The New Religious Intolerance
In her new book, The New Religious Intolerance: Overcoming the Politics of Fear in an Anxious Age, Martha Nussbaum extends her distinguished body of work on liberalism, education, literature, and the emotions by turning to the growing anti-Muslim agitations in Europe and the United States. She spoke to Web Editor David V. Johnson by email from the University of Cologne, where she was lecturing on the themes of her book.
David Johnson: The idea for the book came from a column you wrote on burqa bans for “The Stone,” The New York Times’s “Opinionator” section dedicated to philosophy. Some academics and scholars shy away from such platforms for fear of dealing with public hostility and hyperbolic comments. Your column certainly garnered its share of both. Why do you think that, nevertheless, such outreach is worth your time?
…DJ: In chapter two you analyze fear as the emotion principally responsible for religious intolerance. You label fear the ‘narcissistic emotion.’ But why think that the logic of fear—erring on the side of caution (‘better to be safe than sorry’)—is narcissism rather than just good common sense, especially in an era of global terrorism and instability?
MN: Biological and psychological research on fear shows that it is in some respects more primitive than other emotions, involving parts of the brain that do not deal in reflection and balancing. It also focuses narrowly on the person’s own survival, which is useful in evolutionary terms, but not so useful if one wants a good society. These tendencies to narrowness can be augmented, as I show in my book, through rhetorical manipulation. Fear is a major source of the denial of equal respect to others. Fear is sometimes appropriate, of course, and I give numerous examples of this. But its tendencies toward narrowness make it easily manipulable by false information and rhetorical hype.DJ: In comparing fear and empathy, you say that empathy ‘has its own narcissism.’ Do all emotions have their own forms of narcissism, and if so, why call fear “a narcissistic emotion”?

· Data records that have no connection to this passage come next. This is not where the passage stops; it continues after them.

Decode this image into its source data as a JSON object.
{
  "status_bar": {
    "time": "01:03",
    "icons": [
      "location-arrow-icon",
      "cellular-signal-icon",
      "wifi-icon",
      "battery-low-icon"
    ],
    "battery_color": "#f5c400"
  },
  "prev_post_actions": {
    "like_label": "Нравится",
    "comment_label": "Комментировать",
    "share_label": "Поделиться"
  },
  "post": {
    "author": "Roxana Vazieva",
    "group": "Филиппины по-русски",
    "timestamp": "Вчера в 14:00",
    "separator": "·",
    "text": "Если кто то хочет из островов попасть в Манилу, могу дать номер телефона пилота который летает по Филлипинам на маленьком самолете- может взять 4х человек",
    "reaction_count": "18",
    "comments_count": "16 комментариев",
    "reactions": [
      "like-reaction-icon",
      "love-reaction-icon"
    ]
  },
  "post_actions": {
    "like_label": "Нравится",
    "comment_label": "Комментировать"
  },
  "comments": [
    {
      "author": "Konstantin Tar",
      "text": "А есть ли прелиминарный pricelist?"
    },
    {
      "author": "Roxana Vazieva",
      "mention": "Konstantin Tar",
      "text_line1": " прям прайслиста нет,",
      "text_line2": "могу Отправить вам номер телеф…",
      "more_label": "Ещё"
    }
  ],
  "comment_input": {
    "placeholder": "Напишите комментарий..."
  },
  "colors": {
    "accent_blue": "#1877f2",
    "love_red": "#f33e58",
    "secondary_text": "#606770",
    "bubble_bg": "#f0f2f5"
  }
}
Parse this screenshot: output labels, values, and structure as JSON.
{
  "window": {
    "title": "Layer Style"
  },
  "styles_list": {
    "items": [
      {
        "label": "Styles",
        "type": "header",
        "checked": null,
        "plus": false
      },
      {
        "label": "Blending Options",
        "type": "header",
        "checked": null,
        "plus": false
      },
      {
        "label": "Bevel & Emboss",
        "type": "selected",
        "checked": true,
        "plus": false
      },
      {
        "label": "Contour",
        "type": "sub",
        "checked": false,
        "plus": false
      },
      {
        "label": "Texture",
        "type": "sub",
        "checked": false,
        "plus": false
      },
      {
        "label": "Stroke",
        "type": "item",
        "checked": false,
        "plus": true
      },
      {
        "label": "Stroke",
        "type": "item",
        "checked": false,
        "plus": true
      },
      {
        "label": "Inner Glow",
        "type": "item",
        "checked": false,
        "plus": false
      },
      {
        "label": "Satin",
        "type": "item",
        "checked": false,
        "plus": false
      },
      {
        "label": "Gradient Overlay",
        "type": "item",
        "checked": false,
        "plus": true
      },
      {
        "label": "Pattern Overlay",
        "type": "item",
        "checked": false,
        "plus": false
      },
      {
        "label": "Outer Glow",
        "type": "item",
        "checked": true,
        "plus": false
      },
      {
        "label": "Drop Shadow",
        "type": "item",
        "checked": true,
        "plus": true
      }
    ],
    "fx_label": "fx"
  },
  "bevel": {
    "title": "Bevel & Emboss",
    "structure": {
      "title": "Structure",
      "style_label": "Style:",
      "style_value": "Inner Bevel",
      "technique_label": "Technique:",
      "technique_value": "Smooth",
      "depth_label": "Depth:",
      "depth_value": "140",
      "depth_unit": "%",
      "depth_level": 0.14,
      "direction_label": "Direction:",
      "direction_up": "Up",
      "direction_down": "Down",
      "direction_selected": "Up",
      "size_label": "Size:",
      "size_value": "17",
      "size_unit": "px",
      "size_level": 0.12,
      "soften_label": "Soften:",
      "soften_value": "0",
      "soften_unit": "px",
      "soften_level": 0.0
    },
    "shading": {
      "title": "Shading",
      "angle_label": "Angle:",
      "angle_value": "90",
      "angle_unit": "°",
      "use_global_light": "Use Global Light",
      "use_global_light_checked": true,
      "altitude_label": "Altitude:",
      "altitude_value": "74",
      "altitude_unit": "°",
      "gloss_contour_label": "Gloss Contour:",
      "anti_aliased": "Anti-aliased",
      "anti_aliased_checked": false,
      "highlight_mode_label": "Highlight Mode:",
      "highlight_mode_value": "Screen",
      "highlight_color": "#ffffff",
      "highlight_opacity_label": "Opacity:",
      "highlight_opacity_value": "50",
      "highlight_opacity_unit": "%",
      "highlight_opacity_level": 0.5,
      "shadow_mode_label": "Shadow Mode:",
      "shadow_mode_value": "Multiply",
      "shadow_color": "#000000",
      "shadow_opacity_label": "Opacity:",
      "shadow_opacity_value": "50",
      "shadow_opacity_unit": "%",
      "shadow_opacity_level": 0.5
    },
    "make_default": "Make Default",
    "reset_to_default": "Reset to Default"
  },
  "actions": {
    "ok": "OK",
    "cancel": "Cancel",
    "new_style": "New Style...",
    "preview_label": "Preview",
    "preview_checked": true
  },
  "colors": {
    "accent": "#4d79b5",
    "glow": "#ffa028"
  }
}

MN: What I meant by my remarks about empathy is that empathy typically functions within a small circle, and is activated by vivid narratives, as Daniel Batson’s wonderful research has shown. So it is uneven and partial. But it is not primarily self-focused, as fear is. As John Stuart Mill said, fear tells us what we need to protect against for ourselves, and empathy helps us extend that protection to others.